US financial showdown with Russia is more dangerous than it looks, for both sides
Here is the opening of this informative column by Ambrose Evans-Pritchard for The Telegraph:
The United States has constructed a financial neutron bomb. For the past 12 years an elite cell at the US Treasury has been sharpening the tools of economic warfare, designing ways to bring almost any country to its knees without firing a shot.
The strategy relies on hegemonic control over the global banking system, buttressed by a network of allies and the reluctant acquiescence of neutral states. Let us call this the Manhattan Project of the early 21st century.
"It is a new kind of war, like a creeping financial insurgency, intended to constrict our enemies' financial lifeblood, unprecedented in its reach and effectiveness," says Juan Zarate, the Treasury and White House official who helped spearhead policy after 9/11.
“The new geo-economic game may be more efficient and subtle than past geopolitical competitions, but it is no less ruthless and destructive,” he writes in his book Treasury's War: the Unleashing of a New Era of Financial Warfare.
Bear this in mind as Washington tightens the noose on Vladimir Putin's Russia, slowly shutting off market access for Russian banks, companies and state bodies with $714bn of dollar debt (Sberbank data).

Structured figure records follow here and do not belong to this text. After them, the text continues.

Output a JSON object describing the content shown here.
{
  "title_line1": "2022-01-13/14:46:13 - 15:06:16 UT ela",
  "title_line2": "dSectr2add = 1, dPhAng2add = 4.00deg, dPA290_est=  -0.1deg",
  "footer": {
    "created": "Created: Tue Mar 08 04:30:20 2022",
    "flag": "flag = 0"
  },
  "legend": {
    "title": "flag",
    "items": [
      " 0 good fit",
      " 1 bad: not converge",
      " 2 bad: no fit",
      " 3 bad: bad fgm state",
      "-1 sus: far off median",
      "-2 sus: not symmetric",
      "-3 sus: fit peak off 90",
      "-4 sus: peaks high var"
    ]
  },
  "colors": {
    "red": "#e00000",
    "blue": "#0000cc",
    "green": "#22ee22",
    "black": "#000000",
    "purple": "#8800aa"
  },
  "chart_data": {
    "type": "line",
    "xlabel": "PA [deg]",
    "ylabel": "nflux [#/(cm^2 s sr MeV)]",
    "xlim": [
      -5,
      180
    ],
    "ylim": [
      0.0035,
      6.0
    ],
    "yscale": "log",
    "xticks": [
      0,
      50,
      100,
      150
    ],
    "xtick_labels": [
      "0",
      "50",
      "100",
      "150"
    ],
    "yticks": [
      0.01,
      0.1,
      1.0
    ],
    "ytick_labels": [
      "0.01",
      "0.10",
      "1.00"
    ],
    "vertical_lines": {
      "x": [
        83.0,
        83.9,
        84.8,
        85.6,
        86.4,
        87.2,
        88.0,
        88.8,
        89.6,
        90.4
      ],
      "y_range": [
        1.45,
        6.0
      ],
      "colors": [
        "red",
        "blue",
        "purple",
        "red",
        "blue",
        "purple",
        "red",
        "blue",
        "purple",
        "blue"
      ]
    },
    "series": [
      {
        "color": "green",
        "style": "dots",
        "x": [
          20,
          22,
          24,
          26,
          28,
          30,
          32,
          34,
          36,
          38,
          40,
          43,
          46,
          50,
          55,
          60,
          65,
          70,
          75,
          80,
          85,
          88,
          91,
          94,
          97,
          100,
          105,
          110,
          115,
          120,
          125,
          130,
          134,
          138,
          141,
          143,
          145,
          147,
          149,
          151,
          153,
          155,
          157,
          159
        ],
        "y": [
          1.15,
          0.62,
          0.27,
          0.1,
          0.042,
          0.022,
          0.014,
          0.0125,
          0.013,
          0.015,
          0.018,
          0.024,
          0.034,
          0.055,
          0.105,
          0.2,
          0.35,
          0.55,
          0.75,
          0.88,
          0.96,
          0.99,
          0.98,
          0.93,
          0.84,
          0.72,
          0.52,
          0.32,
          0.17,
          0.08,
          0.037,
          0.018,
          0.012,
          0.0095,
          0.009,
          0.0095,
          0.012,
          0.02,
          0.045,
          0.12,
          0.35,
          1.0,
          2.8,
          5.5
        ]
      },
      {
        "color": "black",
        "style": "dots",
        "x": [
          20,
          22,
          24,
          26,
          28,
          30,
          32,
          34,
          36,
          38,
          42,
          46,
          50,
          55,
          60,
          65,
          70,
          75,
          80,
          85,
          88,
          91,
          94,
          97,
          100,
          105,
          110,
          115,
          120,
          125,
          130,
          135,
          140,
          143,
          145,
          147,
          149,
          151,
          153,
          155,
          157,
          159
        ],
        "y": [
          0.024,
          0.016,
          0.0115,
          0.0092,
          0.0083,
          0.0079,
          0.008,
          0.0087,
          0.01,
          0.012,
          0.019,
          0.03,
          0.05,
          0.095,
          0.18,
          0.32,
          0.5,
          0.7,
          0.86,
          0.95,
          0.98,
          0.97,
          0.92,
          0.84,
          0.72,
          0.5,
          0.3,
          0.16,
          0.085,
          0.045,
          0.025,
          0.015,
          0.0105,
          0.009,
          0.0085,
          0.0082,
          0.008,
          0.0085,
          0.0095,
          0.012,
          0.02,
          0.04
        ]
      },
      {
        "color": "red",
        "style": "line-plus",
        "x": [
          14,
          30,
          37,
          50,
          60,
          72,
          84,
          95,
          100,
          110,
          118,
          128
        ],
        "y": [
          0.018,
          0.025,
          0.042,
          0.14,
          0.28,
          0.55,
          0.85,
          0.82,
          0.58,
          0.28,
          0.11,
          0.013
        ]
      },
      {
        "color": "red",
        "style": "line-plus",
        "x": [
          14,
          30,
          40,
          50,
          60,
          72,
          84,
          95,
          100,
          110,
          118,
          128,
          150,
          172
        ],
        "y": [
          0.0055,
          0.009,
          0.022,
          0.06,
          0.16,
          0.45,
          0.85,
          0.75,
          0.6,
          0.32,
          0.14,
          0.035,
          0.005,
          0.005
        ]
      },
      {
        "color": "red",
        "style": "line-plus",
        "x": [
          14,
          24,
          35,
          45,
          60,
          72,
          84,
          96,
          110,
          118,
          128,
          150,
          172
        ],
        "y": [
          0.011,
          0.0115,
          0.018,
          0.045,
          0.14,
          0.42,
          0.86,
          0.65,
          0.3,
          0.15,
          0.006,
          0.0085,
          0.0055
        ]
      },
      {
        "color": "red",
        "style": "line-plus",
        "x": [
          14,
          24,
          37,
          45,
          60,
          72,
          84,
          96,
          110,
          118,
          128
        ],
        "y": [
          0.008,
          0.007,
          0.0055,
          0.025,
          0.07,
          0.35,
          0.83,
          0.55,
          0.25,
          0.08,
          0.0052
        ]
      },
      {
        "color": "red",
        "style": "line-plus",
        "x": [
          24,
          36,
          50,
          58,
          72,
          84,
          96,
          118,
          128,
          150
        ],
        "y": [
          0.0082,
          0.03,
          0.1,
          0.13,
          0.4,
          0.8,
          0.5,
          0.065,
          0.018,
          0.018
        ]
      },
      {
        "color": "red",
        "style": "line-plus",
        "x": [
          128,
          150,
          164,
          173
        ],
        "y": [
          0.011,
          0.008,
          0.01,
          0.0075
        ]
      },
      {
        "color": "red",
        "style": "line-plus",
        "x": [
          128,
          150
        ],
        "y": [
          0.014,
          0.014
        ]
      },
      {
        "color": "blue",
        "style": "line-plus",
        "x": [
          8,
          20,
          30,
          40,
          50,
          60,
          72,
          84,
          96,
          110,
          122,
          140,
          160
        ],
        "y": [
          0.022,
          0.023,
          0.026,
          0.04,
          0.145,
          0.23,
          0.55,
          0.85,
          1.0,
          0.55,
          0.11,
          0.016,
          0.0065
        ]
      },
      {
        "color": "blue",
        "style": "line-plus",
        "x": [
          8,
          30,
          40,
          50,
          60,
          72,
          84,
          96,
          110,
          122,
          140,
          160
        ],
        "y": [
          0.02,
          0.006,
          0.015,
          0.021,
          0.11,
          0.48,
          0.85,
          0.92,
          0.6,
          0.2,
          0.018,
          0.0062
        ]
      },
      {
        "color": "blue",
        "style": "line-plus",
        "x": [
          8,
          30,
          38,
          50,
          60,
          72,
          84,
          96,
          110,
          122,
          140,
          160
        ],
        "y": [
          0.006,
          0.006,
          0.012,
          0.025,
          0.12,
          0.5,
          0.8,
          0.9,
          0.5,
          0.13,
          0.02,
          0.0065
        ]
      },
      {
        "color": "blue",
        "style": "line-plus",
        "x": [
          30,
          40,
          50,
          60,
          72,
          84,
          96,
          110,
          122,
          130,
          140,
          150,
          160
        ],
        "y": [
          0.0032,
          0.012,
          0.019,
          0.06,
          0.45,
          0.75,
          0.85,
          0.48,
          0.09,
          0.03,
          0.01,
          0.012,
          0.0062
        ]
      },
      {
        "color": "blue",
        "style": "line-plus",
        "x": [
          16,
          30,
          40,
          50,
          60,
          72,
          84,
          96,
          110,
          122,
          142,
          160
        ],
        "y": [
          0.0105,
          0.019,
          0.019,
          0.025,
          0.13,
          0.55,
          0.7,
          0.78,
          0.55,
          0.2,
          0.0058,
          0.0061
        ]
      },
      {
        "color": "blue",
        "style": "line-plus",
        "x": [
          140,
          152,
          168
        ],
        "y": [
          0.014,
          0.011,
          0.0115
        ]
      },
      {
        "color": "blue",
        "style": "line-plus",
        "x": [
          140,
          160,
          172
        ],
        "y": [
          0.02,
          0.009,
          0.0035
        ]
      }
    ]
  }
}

The stealth weapon is a "scarlet letter", devised under Section 311 of the US Patriot Act. Once a bank is tainted in this way - accused of money-laundering or underwriting terrorist activities, a suitably loose offence - it becomes radioactive, caught in the "boa constrictor's lethal embrace", as Mr Zarate puts it.
The markets are gradually beginning to reflect what is going on in this potentially dangerous situation created by Putin. Commodities are often the initial litmus paper during international conflicts, as you can now see from these most recent rallies for WTI crude, Brent Crude and US Natural Gas.